日本の「謎の退職時契約」
日本では、会社を辞める時に
- 「同業他社へ転職しない」
- 「数年間は同じ業界で働かない」
- 「競合に行かない」
みたいな誓約書を書かされることがある。
特にIT業界でも普通にある。
でも、これ。 実際にはかなり怪しい。
というか、普通に考えて
「昨日までITエンジニアだった人間が、明日から突然別業界で生きろ」
は無理がある。
なので、日本でも裁判になると、過度な競業避止義務は無効になるケースが多い。
もちろん、
- 機密情報を持ち出さない
- 顧客リストを盗まない
- 営業秘密を漏らさない
これは当然ダメ。
でも「同じ仕事をするな」は別問題。
私も昔、ある開発会社を辞める時にサインを求められたことがある。
正直かなり驚いた。
「ITエンジニア辞めたら、じゃあ明日から何するの?」 という話なので。
結局、日本企業って、特に労務関係になると
- 法律
- 判例
- 労働者の権利
よりも、
「昔からそうしてるから」
で運用されているケースがかなり多い。
特に日本は終身雇用文化が長かったので、 「辞めること」自体を裏切りみたいに扱う空気がまだ残っている。

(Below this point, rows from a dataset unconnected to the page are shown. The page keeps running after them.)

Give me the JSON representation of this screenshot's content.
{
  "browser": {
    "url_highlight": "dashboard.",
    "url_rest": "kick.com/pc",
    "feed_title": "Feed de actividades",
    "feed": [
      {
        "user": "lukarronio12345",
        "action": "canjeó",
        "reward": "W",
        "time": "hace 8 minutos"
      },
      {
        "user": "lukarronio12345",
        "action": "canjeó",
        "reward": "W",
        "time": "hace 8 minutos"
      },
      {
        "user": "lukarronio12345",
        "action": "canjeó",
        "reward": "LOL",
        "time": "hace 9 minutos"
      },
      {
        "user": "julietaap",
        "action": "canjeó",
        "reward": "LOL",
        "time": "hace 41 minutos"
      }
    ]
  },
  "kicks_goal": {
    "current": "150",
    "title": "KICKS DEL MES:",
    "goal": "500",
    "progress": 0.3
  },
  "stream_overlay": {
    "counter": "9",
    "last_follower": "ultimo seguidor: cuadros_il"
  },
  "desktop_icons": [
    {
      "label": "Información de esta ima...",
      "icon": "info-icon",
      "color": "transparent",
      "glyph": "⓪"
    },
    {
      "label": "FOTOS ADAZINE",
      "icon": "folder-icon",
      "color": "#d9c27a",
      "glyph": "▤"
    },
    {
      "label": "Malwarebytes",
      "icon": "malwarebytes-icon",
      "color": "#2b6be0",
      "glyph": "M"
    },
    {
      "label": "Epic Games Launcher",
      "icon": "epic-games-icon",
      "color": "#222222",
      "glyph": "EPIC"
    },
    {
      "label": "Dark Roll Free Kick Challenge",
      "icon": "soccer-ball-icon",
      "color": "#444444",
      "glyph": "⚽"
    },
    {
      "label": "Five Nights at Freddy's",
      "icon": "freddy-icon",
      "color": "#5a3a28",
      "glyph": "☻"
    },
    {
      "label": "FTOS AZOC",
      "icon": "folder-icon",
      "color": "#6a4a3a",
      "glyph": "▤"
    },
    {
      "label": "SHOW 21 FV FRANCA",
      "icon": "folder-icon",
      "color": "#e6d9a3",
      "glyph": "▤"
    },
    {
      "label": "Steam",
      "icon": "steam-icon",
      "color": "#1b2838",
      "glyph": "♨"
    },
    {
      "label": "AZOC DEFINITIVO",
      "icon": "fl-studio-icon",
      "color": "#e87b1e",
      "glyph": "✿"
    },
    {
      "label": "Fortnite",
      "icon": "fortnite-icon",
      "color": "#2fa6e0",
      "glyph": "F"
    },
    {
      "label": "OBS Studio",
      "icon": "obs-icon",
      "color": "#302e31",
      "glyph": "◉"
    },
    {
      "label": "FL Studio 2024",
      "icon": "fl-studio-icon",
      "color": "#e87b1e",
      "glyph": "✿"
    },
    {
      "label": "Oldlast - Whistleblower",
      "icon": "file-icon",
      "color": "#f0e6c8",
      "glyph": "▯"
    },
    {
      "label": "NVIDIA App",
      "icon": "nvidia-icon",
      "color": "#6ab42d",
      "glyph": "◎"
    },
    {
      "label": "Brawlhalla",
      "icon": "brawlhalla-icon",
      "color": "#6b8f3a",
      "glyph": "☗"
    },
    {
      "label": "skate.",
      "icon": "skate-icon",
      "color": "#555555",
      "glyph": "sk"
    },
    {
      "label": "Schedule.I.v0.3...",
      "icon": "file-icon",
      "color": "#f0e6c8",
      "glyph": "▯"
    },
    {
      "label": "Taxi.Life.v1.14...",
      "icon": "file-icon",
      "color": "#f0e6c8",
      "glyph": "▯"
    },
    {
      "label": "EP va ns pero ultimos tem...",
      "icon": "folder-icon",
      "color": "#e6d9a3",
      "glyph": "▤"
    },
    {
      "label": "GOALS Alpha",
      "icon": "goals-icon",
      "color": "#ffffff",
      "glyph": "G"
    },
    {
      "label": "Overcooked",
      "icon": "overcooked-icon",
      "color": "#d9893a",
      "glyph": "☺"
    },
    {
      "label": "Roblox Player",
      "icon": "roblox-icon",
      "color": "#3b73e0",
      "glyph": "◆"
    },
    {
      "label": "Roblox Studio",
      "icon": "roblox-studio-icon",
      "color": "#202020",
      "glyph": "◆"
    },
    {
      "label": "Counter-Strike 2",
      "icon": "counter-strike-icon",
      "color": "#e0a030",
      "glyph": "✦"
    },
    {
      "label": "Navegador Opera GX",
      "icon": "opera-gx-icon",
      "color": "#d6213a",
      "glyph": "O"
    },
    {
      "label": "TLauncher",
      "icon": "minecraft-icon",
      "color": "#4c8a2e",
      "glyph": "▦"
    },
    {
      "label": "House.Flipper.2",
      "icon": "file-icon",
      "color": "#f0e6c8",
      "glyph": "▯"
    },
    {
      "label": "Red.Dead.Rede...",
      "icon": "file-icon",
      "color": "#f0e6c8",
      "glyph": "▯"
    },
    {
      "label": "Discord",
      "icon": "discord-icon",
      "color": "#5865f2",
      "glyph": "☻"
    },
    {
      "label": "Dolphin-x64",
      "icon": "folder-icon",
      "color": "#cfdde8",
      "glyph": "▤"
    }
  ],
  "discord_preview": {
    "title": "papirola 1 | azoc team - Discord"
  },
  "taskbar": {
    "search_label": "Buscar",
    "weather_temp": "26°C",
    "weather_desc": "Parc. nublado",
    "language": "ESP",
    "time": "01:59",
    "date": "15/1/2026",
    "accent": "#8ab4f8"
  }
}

だからフリーランスになって気楽になった、という人も結構いる。
もちろんフリーランスにも不安定さはあるが、
- 会社に人生を握られない
- 変な社内慣行から距離を置ける
- 人間関係をリセットできる
このメリットはかなり大きい。
海外の人からすると、
「退職後の転職先を制限する書類を書かされる」
というだけで驚くかもしれない。
なので、日本企業に入る時は、 給与や仕事内容だけじゃなく、
- 退職時の制約
- 副業規定
- 競業避止義務
- 誓約書
あたりは、一度確認した方がいいと思う。